Najwyraźniej Gladiator 2 to za mało, więc Ridley Scott działa już nad „trójką”
Szykuje się trylogia.
Wygląda na to, że debiutujący 24 lata po poprzedniku Gladiator 2 nie będzie finałem epickiej serii Ridleya Scotta. Reżyser przyznał w wywiadzie, że w głowie pojawiają mu sie już pomysły na trzeci film.
Oficjalna trylogia Gladiatora nie została jeszcze oficjalnie potwierdzona, ale Scott wydaje się bardzo pewny siebie. Na wszelki wypadek ostrzegamy przed spoilerem, ponieważ w wypowiedzi zawartł drobny szczegół na temat finału „dwójki”.
„Już teraz zastanawiam się nad pomysłem na Gladiatora 3. Poważnie, zapaliłem lont!” - powiedział Scott w rozmowie z magazynem Variety. „Zakończenie Gladiatora 2 przypomina trochę Ojca Chrzestnego, w którym Michael Corleone trafia do pracy, której nigdy nie chciał, i zastanawia się: »Ojcze, co mam teraz zrobić?«”.
Najwyraźniej plan na trójkę jest już jasny. „Następny film będzie więc o człowieku, który nie chce być tam, gdzie jest” - doprecyzował. Scottowi z pewności nie mozna odmówić entuzjazmu, co jest szczególnie zdumiewające jeśli weźmiemy pod uwagę, że jego ostatni film o Napoleonie ledwo co na siebie zarobił.

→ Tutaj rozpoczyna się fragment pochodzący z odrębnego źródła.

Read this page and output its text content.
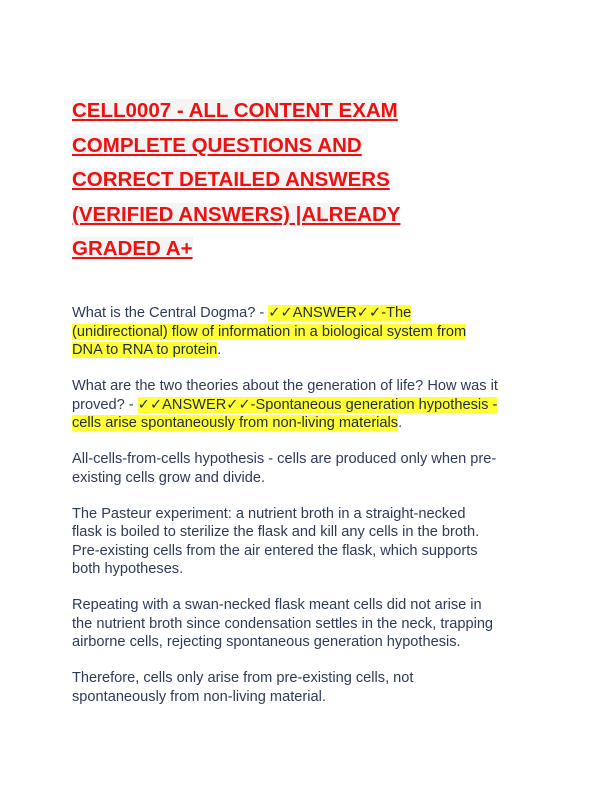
CELL0007 - ALL CONTENT EXAM
COMPLETE QUESTIONS AND
CORRECT DETAILED ANSWERS
(VERIFIED ANSWERS) |ALREADY
GRADED A+

What is the Central Dogma? - ✓✓ANSWER✓✓-The
(unidirectional) flow of information in a biological system from
DNA to RNA to protein.

What are the two theories about the generation of life? How was it
proved? - ✓✓ANSWER✓✓-Spontaneous generation hypothesis -
cells arise spontaneously from non-living materials.

All-cells-from-cells hypothesis - cells are produced only when pre-
existing cells grow and divide.

The Pasteur experiment: a nutrient broth in a straight-necked
flask is boiled to sterilize the flask and kill any cells in the broth.
Pre-existing cells from the air entered the flask, which supports
both hypotheses.

Repeating with a swan-necked flask meant cells did not arise in
the nutrient broth since condensation settles in the neck, trapping
airborne cells, rejecting spontaneous generation hypothesis.

Therefore, cells only arise from pre-existing cells, not
spontaneously from non-living material.
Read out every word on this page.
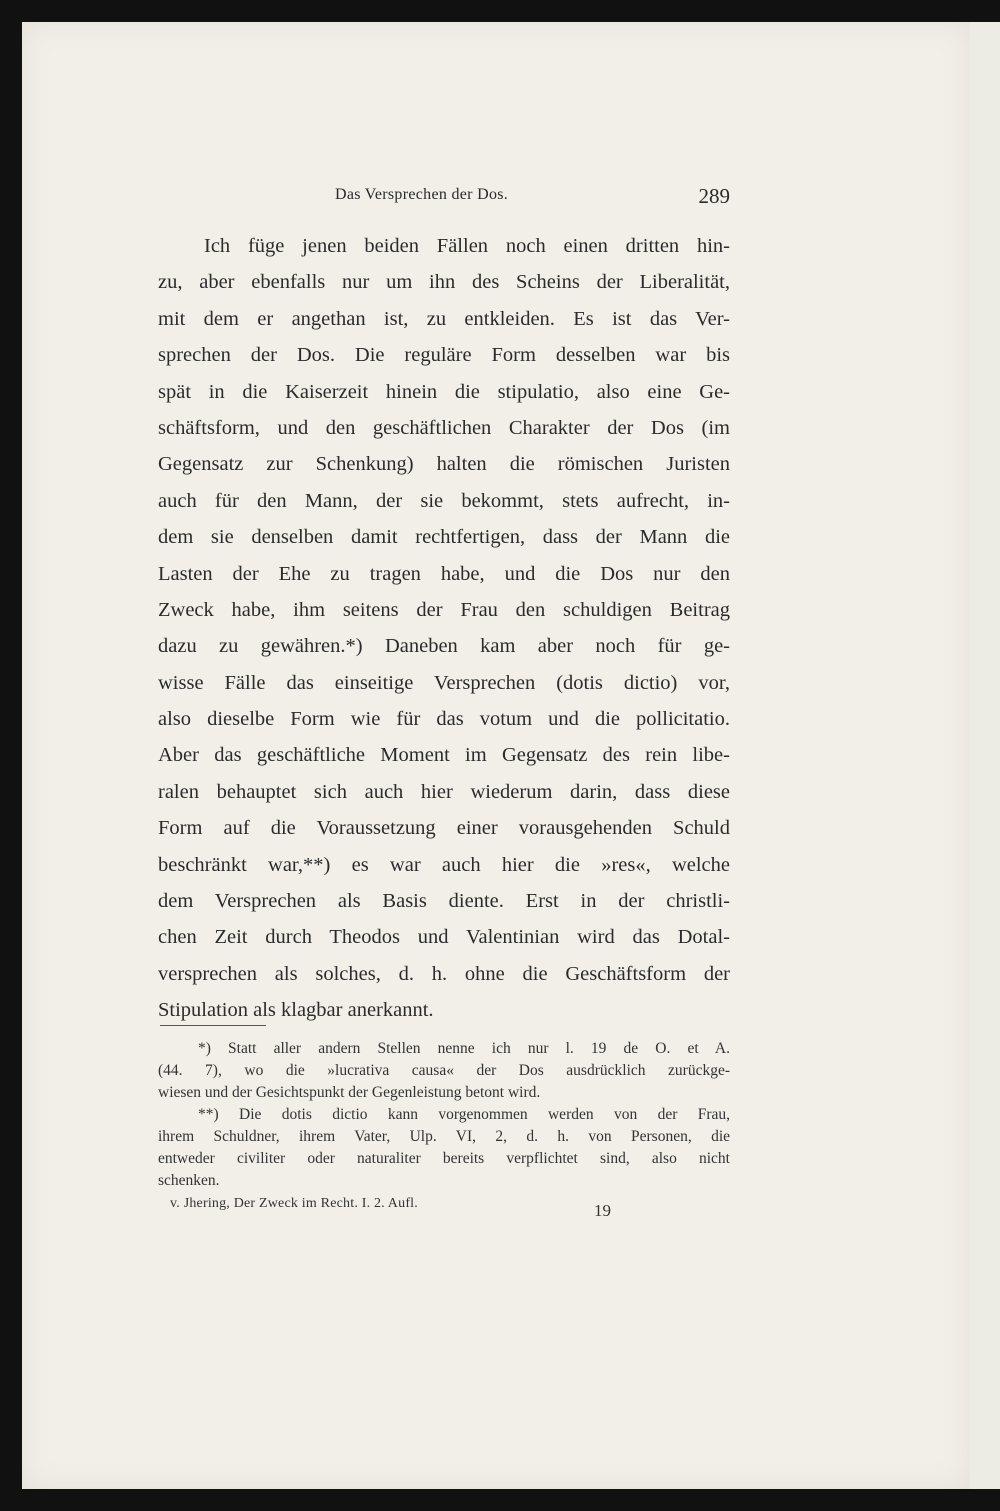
Das Versprechen der Dos.	289
Ich füge jenen beiden Fällen noch einen dritten hin-
zu, aber ebenfalls nur um ihn des Scheins der Liberalität,
mit dem er angethan ist, zu entkleiden. Es ist das Ver-
sprechen der Dos. Die reguläre Form desselben war bis
spät in die Kaiserzeit hinein die stipulatio, also eine Ge-
schäftsform, und den geschäftlichen Charakter der Dos (im
Gegensatz zur Schenkung) halten die römischen Juristen
auch für den Mann, der sie bekommt, stets aufrecht, in-
dem sie denselben damit rechtfertigen, dass der Mann die
Lasten der Ehe zu tragen habe, und die Dos nur den
Zweck habe, ihm seitens der Frau den schuldigen Beitrag
dazu zu gewähren.*) Daneben kam aber noch für ge-
wisse Fälle das einseitige Versprechen (dotis dictio) vor,
also dieselbe Form wie für das votum und die pollicitatio.
Aber das geschäftliche Moment im Gegensatz des rein libe-
ralen behauptet sich auch hier wiederum darin, dass diese
Form auf die Voraussetzung einer vorausgehenden Schuld
beschränkt war,**) es war auch hier die »res«, welche
dem Versprechen als Basis diente. Erst in der christli-
chen Zeit durch Theodos und Valentinian wird das Dotal-
versprechen als solches, d. h. ohne die Geschäftsform der
Stipulation als klagbar anerkannt.
*) Statt aller andern Stellen nenne ich nur l. 19 de O. et A.
(44. 7), wo die »lucrativa causa« der Dos ausdrücklich zurückge-
wiesen und der Gesichtspunkt der Gegenleistung betont wird.
**) Die dotis dictio kann vorgenommen werden von der Frau,
ihrem Schuldner, ihrem Vater, Ulp. VI, 2, d. h. von Personen, die
entweder civiliter oder naturaliter bereits verpflichtet sind, also nicht
schenken.
v. Jhering, Der Zweck im Recht. I. 2. Aufl.	19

Gladiator to jednak kultowa i powszechnie znana marka, więc z przyciągnięciem widzów na seans „dwójki” będzie łatwiej. Kinowa premiera filmu odbędzie się 15 listopada - w głównych rolach wystąpią Pedro Pascal (Marc Acasius) oraz Denzel Washington (Macrinus) oraz Paul Mescal (Lucius).
Fabuła sequela kręci się właśnie wokół Luciusa - siostrzeńca Kommodusa, czyli protagonisty pierwszej części. Dorosły bohater już bohater prowadzi spokojne życie w afrykańskiej Numidii, w towarzystwie żony i dziecka. Sielanka prędko się kończy, gdy ziemie najeżdżają wojska rzymskie pod przywództwem generała Marcusa Acadiusa.